Türk komprador işbirlikçi egemenler sistemi de bu emperyalist sürecin coğrafyamızdaki ayağıdır. Sınıfsal karakteri ve iktidar niteliği, salt iç politik- iktisadi/siyasal süreçle değil, uluslararası emperyalist güçlerle var olan komprador işbirlikçi ilişkisiyle tayin edilmektedir. Burjuva iktidar kliği ve burjuva muhalif klik, emperyalizmle göbekten bağımlılık ilişkisi kapsamında siyasal süreçte temsil ettikleri sermaye kesiminin çıkarlarına göre alınan roldür.

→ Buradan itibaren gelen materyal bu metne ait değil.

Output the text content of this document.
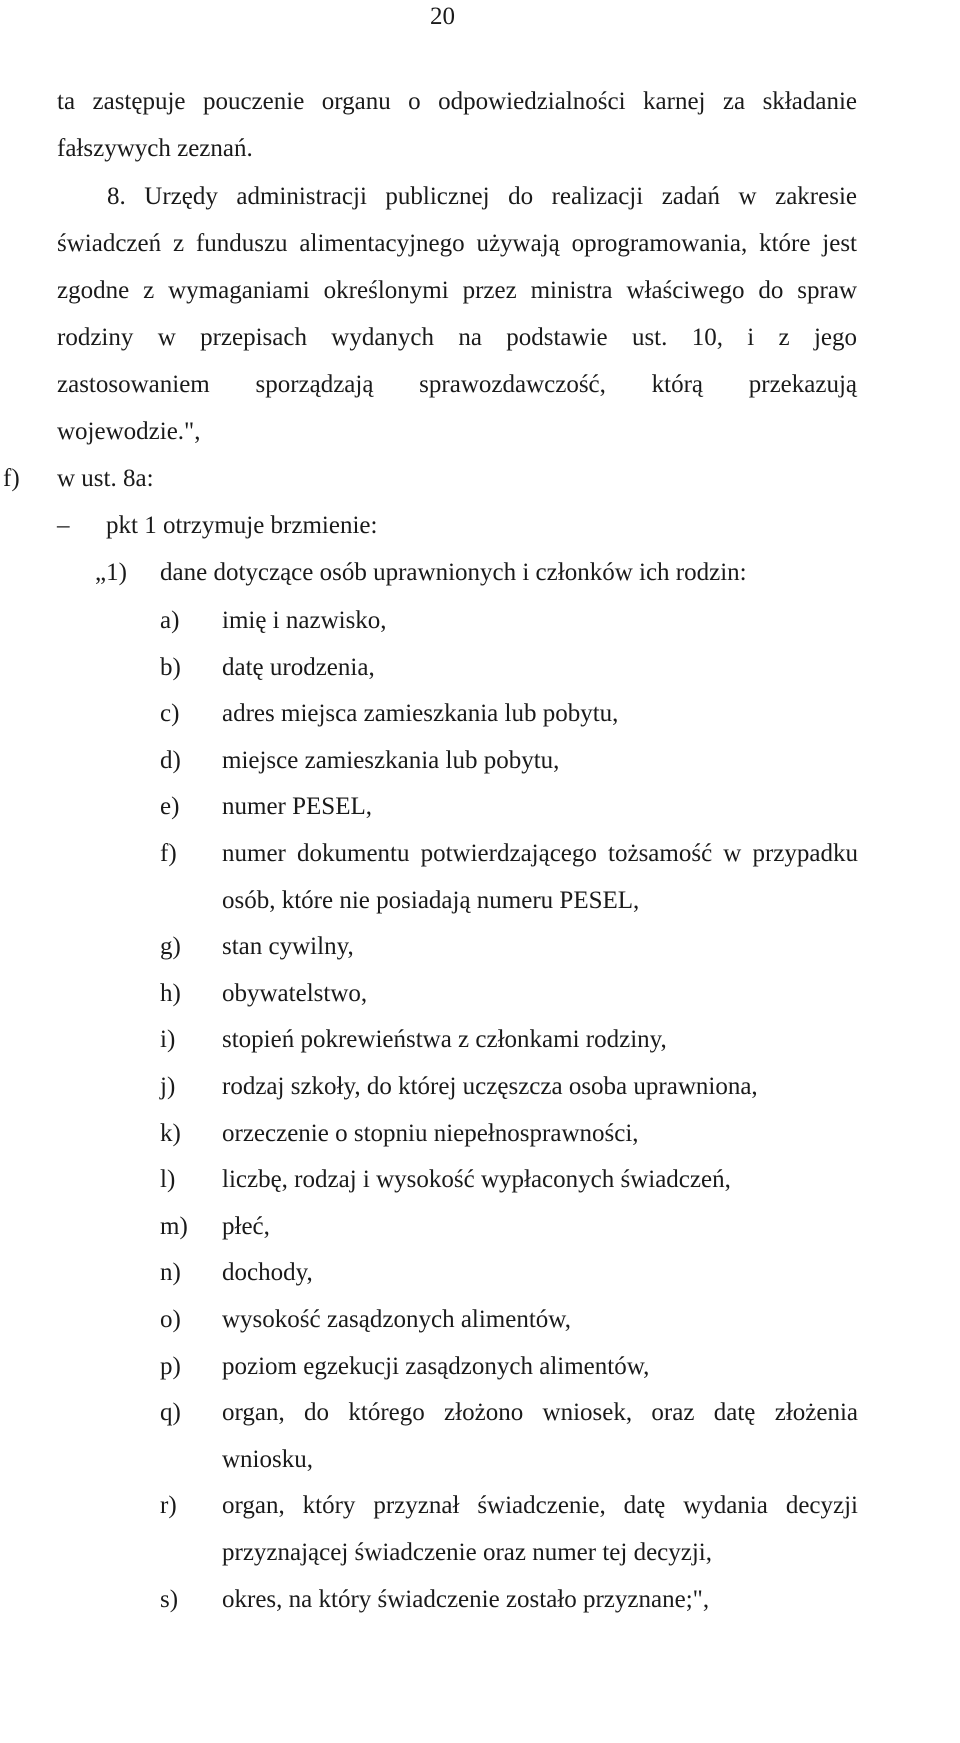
20
ta zastępuje pouczenie organu o odpowiedzialności karnej za składanie
fałszywych zeznań.
8. Urzędy administracji publicznej do realizacji zadań w zakresie
świadczeń z funduszu alimentacyjnego używają oprogramowania, które jest
zgodne z wymaganiami określonymi przez ministra właściwego do spraw
rodziny w przepisach wydanych na podstawie ust. 10, i z jego
zastosowaniem sporządzają sprawozdawczość, którą przekazują
wojewodzie.",
f) w ust. 8a:
– pkt 1 otrzymuje brzmienie:
„1) dane dotyczące osób uprawnionych i członków ich rodzin:
a) imię i nazwisko,
b) datę urodzenia,
c) adres miejsca zamieszkania lub pobytu,
d) miejsce zamieszkania lub pobytu,
e) numer PESEL,
f) numer dokumentu potwierdzającego tożsamość w przypadku
osób, które nie posiadają numeru PESEL,
g) stan cywilny,
h) obywatelstwo,
i) stopień pokrewieństwa z członkami rodziny,
j) rodzaj szkoły, do której uczęszcza osoba uprawniona,
k) orzeczenie o stopniu niepełnosprawności,
l) liczbę, rodzaj i wysokość wypłaconych świadczeń,
m) płeć,
n) dochody,
o) wysokość zasądzonych alimentów,
p) poziom egzekucji zasądzonych alimentów,
q) organ, do którego złożono wniosek, oraz datę złożenia
wniosku,
r) organ, który przyznał świadczenie, datę wydania decyzji
przyznającej świadczenie oraz numer tej decyzji,
s) okres, na który świadczenie zostało przyznane;",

Kapitalist neoliberal yıkıcılık ve saldırganlığın, emperyalist talan ve savaşların, burjuva iktidar ve burjuva muhalefet kliğiyle, bir bütün olarak Türk egemenler sisteminin temel pozisyon alışını belirlemesi ve siyaseti bu denklemler üzerinden sürdürmesi, bu durumun açık izahıdır. Emperyalist sermaye tekelleri ve Türk komprador işbirlikçi tekelci sermaye için belirleyici olan, siyasal süreçlerinin hangi iktidar niteliği ve bu niteliğe uygun hangi burjuva siyasal aktörler üzerinden sürdürülmesi meselesidir. Stratejik hedeflerinde tayin edici olan budur.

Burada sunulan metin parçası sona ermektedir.